Texas Bank Faces $2M Fine From FinCEN

Financial Services Law

The Financial Crimes Enforcement Network (FinCEN) hit a Texas bank with a $2 million Assessment of Civil Money Penalty for Bank Secrecy Act and anti-money laundering (BSA/AML) violations of Section 312 of the USA PATRIOT Act related to a correspondent relationship with a Mexican bank.

What happened

The privately held community bank—located in Pharr, TX, with more than $2.2 billion in assets and 28 branch locations—admitted to the facts set forth in the regulator’s Assessment of Civil Money Penalty that it willfully violated the BSA’s program and reporting requirements from 2010 through 2014. More specifically, the bank failed to establish and implement an adequate AML program, conduct required due diligence on a foreign correspondent account and report suspicious activity.

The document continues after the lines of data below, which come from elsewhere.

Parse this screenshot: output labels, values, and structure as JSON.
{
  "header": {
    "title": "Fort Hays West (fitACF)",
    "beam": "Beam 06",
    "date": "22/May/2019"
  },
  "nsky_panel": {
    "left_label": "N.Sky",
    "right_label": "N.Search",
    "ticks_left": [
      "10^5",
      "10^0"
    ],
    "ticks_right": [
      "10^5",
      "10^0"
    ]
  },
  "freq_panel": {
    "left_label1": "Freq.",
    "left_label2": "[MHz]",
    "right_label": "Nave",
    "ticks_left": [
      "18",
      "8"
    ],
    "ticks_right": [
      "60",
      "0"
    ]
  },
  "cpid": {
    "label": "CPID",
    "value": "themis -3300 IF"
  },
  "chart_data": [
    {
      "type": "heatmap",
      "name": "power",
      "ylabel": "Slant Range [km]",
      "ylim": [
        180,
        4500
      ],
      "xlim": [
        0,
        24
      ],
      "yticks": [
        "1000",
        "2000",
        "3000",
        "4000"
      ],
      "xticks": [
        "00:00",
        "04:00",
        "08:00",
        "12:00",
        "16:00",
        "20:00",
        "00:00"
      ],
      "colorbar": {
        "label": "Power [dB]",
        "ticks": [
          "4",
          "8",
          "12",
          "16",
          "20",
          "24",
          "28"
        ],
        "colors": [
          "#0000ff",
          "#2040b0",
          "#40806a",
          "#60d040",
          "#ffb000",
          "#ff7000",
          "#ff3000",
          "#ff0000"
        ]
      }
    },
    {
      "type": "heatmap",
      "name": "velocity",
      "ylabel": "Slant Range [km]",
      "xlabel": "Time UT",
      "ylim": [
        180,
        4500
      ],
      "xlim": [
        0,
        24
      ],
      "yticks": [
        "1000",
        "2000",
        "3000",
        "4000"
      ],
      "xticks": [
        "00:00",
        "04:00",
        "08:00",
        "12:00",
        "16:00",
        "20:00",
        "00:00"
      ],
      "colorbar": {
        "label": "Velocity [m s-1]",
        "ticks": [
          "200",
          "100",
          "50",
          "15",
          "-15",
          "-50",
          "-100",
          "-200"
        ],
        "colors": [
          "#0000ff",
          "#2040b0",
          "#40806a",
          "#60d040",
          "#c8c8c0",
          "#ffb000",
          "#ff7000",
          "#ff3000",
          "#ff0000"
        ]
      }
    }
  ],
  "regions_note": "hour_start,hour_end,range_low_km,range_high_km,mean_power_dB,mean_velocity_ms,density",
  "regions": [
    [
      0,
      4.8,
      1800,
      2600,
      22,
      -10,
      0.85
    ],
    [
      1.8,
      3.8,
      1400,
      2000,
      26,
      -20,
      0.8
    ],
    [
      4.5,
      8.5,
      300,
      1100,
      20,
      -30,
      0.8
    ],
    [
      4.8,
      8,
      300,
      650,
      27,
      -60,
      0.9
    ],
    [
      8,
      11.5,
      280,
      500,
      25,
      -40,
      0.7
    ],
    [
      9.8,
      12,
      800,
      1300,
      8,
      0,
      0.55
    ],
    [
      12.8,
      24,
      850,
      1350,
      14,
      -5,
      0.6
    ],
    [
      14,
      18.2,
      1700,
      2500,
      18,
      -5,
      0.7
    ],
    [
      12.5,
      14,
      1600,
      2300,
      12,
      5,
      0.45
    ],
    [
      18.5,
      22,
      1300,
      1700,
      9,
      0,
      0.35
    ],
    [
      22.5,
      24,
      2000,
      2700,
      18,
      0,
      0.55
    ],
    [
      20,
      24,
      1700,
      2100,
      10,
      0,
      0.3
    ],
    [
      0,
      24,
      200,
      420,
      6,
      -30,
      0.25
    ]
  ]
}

“[The bank’s] failures in these areas allowed a single foreign financial institution to move hundreds of millions of U.S. dollars in suspicious bulk cash shipments through the U.S. financial system in less than two years,” according to the Assessment.

As set forth by the BSA and implementing regulations, banks are required to develop and provide for the continued administration of an AML program reasonably designed to assure and monitor compliance with the BSA’s recordkeeping and reporting requirements.

But the Texas bank had repeated deficiencies, FinCEN said, including failing to collect and analyze information necessary to assess each customer’s risk and to develop and implement specific customer risk profiles; neglecting to identify the intended purpose of the customer’s account, the anticipated activity within the account, the nature of the customer’s business, the types of bank products and services used by the customer, and geographic indicators of risk; and failing to appropriately risk-rate certain of its customers during the account opening process.

The bank had knowledge of these deficiencies and did not correct them, FinCEN added. An external auditor found that information was missing or incorrect for 37 out of 50 accounts reviewed in a testing sample in 2014, while the bank had 4,888 outstanding alerts, 627 cases and 213 internal referrals during the period from January through November 2014.

Other problems occurred with the due diligence requirements for correspondent accounts for foreign financial institutions. Between May 2010 and November 2011, the bank provided U.S. currency bulk cash deposit and other correspondent banking services to a large financial institution headquartered in Mexico. “During this time period, the bank allowed approximately $260 million to flow through the foreign bank’s account without sufficient controls in place to detect and report suspicious activity,” FinCEN wrote.

The errors began with the account opening process, when the bank failed to identify well-known and public information about the principal owner of the foreign bank (who had agreed to pay civil penalties to the U.S. Securities and Exchange Commission to resolve allegations of securities fraud) or verify the accuracy of assertions from the foreign bank regarding the source of funds, purpose and expected activity.

Despite red flags, the bank further failed to adequately investigate increasing cash deposits of U.S. dollars and unusual wire activity in the account. For example, at the account opening, the foreign bank stated that monthly deposits of U.S. currency would be in amounts from $8 million to $9 million, with $3 million to $4 million expected to remain in the account. In reality, the deposits were two to three times greater—but the bank conducted no investigation into the cause.

In addition, the foreign bank requested a substantial number of wire transfers with the date of the transaction embedded into the dollar amount of the transfer (a wire transfer conducted on June 3 would be in the amount of $1,000,003.06). “[The bank] did not identify the issue in monitoring and could provide no explanation for what appeared to be a suspicious pattern embedded in each outgoing wire transfer to match the date it was sent,” according to the Assessment.

Further BSA/AML violations occurred when the bank did not file Suspicious Activity Reports (SARs), FinCEN said. Based on a review ordered by the Office of the Comptroller of the Currency (OCC) as part of an earlier enforcement action, the bank was required to file 161 SARs, 69 related directly to cash structuring and 92 related to other types of suspicious activity, representing approximately $131 million in previously unreported suspicious activity.

The bank addressed the BSA/AML deficiencies through “significant measures” recommended by both FinCEN and the OCC, with updated policies on due diligence measures and account opening procedures. The bank closed its accounts with the foreign bank and modified its customers and services to mitigate money laundering risks of certain accounts. New senior management and board level committees were formed to ensure the implementation and maintenance of the new plans.

Given these changes—and the bank’s cooperation with the regulator—FinCEN assessed a $2 million civil penalty, with $1 million partially satisfied by a payment already made to the OCC in 2015.

To read the Assessment of Civil Money Penalty, click here.

Why it matters

Announcing the Assessment, FinCEN sounded a cautionary note. “The action underscores the dangers that institutions face when taking on international correspondence activities without properly equipping themselves to manage such business,” the regulator wrote in a statement. “Smaller banks, just like the bigger ones, need to fully understand and follow the 312 due diligence requirements if they open up accounts for foreign banks,” added FinCEN Acting Director Jamal El-Hindi. “The risks can indeed be managed, but not if they are ignored.”